Faculty members like Deb Aikat, an associate professor at the journalism school and an elected member to UNC’s Faculty Executive Committee – which meets regularly to provide recommendations to campus leadership while representing the faculty voice.
“Today has been a bad day,” Aikat said on Tuesday. “It is a sad day. You know, like all of us, we looked forward to welcoming a great colleague and we felt that Nicole Hannah-Jones would have been a wonderful colleague to join, not only our faculty, but our campus community.”
After Hannah-Jones’ announced she accepted a position at Howard over UNC, Aikat said 17 faculty members of the UNC Hussman School of Journalism and Media released an open letter. The group called the university’s treatment of Hannah-Jones “racist” and said they do not blame her for choosing to teach elsewhere.
Aikat also expressed his dismay that UNC leadership remained silent for most of Tuesday – with a first statement from UNC Chancellor Kevin Guskiewicz not coming in until 4:30 p.m., more than eight hours after Hannah-Jones announced her decision.
“We have no response or a statement or anything, no word from our UNC leaders,” Aikat said. “That’s disturbing. I mean, it gives a clear message that we really don’t care because when you are having problems on your campus, when the campus is raging, if you look the other way, what message does the Carolina community get?

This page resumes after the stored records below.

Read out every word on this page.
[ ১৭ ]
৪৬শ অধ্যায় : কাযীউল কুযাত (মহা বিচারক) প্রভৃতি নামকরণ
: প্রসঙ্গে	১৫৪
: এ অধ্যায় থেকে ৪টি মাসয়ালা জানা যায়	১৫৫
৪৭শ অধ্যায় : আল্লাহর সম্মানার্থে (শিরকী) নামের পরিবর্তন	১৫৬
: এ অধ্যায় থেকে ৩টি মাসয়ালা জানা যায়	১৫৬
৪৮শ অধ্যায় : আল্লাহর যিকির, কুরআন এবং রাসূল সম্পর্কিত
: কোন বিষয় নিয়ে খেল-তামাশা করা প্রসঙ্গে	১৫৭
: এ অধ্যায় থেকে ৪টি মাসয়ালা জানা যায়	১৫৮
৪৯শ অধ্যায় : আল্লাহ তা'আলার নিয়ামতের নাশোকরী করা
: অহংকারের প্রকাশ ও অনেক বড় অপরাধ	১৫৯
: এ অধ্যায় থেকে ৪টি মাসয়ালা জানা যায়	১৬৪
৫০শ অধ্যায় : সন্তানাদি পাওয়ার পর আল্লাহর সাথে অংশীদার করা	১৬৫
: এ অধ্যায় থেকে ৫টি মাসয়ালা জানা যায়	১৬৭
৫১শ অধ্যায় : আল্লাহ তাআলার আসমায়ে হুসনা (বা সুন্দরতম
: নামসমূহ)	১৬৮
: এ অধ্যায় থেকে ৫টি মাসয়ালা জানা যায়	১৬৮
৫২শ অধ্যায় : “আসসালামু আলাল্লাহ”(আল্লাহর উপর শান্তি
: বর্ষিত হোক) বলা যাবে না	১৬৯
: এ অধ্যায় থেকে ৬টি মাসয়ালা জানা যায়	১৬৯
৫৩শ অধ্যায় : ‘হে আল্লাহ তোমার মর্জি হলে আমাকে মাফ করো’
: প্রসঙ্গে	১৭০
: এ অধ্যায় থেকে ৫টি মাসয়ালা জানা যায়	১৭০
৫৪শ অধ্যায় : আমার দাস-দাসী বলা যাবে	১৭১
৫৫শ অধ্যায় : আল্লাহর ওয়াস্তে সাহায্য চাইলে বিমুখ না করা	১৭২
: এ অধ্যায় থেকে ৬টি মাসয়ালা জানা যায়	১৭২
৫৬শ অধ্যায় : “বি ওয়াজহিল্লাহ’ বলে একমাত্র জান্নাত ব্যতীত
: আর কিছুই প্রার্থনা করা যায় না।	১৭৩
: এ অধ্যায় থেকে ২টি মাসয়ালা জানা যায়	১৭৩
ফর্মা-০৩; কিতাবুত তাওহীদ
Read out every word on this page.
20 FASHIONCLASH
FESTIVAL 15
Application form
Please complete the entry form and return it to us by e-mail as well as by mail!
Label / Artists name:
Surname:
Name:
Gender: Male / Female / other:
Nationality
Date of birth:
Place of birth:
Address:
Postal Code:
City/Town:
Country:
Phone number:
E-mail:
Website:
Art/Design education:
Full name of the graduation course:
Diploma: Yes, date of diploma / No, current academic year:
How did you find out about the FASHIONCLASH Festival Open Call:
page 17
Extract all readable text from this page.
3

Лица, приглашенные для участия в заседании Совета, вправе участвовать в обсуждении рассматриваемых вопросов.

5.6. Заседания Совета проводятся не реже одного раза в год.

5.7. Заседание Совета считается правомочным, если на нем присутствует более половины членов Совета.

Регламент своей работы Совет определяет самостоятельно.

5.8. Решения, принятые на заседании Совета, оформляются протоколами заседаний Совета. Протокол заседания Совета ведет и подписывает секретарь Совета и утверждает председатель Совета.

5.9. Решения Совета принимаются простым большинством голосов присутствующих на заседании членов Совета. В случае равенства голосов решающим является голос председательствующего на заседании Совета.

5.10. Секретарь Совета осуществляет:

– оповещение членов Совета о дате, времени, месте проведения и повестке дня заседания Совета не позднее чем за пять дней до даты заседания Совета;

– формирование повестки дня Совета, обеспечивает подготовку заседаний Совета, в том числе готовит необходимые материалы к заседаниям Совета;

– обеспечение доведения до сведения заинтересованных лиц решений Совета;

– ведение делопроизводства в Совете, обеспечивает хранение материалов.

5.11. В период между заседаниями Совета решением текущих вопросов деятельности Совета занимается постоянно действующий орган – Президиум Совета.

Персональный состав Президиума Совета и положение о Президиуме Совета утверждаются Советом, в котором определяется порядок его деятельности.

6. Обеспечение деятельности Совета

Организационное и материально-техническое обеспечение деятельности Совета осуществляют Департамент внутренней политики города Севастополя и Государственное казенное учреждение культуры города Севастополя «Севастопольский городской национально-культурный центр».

That our UNC leaders do not really care.”
Since reports emerged in May about the university’s Board of Trustees delaying Hannah-Jones’ tenure application for “political” reasons, several UNC leaders voiced their support for Hannah-Jones – including Dean of the Hussman School of Journalism and Media Susan King, UNC Student Body President Lamar Richards and Chair of the Faculty Governance Committee Mimi Chapman.
Chapman told Chapelboro the Hannah-Jones controversy has shed a light on the many flaws in how the university is governed by the Board of Trustees and Board of Governors.
“I think over and over again, whether it’s with Silent Sam, whether it’s with our reopening last fall or whether it’s with this current situation,” she said, “we just see the impact of that kind of overreach from those bodies and that the governance structure was designed in a particular way many years ago in 1971, and it has been changed as of 2018. And it is no longer working for this campus.”
While many UNC faculty members have shown their public support for Hannah-Jones over the past weeks, the Pulitzer Prize winning journalist said the lack of action from UNC leadership is ultimately what led her to refuse a position at her alma mater.
“Why would I want to teach at a university whose top leadership chose to remain silent,” wrote Hannah-Jones, “to refuse transparency, to fail to publicly advocate that I be treated like every other Knight Chair before me?”
Now, as part of her joining the Howard faculty, Hannah-Jones will help found the Center for Journalism and Democracy at the university – which is currently working to raise $25 million to prepare aspiring journalists to “cover the crisis of our democracy.”